Riding a bike through the streets of New York can be a risky proposition. Cyclists have to dodge cars, pedestrians, and the occasional police horse as they make their way through the city. Even bikes with an impeccable tuneup record suffer flat tires, faulty chains, or other issues that can leave riders stranded in rain, snow -- or worse, hipster-saturated Brooklyn.
And as with cars, bike breakdowns tend to happen at the most inopportune moments, when repair shops are either closed or too far away to reasonably reach on foot.
Enter Bikestock, a 'round-the-clock bike repair solution for New York cyclists. Bikestock has placed a vending machine for bike parts; tools; locks; food (not pizza, spaghetti, or Cronuts, but healthy choices like Clif Bars and Vitamin Water); and other emergency supplies in Brooklyn's Bushwick neighborhood so stranded cyclists can get their bikes back up and running quickly. The machine takes cash, and ATM and credit cards.
The service plans to expand with additional locations in Brooklyn and Lower Manhattan over the next several months, aiming for six more units by the end of summer. Though Bikestock co-founder Matthew von Ohlen wouldn't give exact numbers, he told Crave that sales thus far have been modest at the company's flagship vending machine at 49 Bogart Street. He says he's optimistic they'll pick up as more locations come online.
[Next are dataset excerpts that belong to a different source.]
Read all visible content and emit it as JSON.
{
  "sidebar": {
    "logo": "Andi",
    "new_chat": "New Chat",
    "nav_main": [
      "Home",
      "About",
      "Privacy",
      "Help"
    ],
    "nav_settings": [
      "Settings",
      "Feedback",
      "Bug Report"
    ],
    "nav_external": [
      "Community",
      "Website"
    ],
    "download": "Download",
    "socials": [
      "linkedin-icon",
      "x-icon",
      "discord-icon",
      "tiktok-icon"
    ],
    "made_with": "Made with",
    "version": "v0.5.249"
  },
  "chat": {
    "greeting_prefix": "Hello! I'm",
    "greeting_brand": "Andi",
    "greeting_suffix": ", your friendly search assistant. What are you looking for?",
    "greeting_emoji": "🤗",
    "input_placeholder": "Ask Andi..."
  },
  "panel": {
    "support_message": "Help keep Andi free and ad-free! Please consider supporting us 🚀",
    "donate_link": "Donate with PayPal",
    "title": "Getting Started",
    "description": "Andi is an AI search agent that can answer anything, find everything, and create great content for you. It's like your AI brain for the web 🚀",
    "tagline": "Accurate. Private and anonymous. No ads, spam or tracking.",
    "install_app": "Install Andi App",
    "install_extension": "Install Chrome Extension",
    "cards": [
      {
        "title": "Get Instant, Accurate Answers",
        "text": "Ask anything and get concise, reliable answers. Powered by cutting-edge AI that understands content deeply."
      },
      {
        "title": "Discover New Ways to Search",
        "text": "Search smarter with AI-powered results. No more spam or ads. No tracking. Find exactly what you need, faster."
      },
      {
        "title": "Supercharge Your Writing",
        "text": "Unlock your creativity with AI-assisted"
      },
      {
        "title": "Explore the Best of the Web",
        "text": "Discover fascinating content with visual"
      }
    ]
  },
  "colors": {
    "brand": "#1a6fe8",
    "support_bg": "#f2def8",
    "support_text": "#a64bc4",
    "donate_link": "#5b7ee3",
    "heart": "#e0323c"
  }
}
Bikestock isn't the only service to offer 24/7 bike repair vending machines in Brooklyn; the borough has had them since 2010, as have other cities. Bikestock aims to set itself apart, however, by bringing local businesses into the mix.
In addition to the vending machines, Bikestock offers a $249 toolkit local businesses can purchase and make available to customers around the city. The toolkit contains chains, chain breakers, wrenches, multiple kinds of inner tubes, and folding tires, as well as patch kits and ponchos that can be sold for a modest price so businesses can achieve a positive return. Each toolkit has everything a biker needs to get back on the road quickly and safely in all weather conditions; window decals alert riders to toolkit-toting businesses.
von Ohlen noted that the toolkit targets businesses that provide bike deliveries and/or businesses that have a regular crowd of cyclists. To date, only one business on Brooklyn's Manhattan Avenue has purchased a toolkit -- the Calexico Greenpoint restaurant where von Ohlen works. von Ohlen noted that several other locations in Brooklyn have expressed interest in the product and said more toolkits should be available soon.
As a regular bike commuter, I'm no stranger to the occasional flat tire or broken chain, and services like Minneapolis' Bike Fixtation -- which runs two always-open vending machines along the popular Midtown Greenway bike trail -- have saved my ride on numerous occasions. These services have proliferated in major metropolitan areas over the last few years, and for the sake of my biking brothers and sisters in New York, I hope Bikestock's model won't come up flat.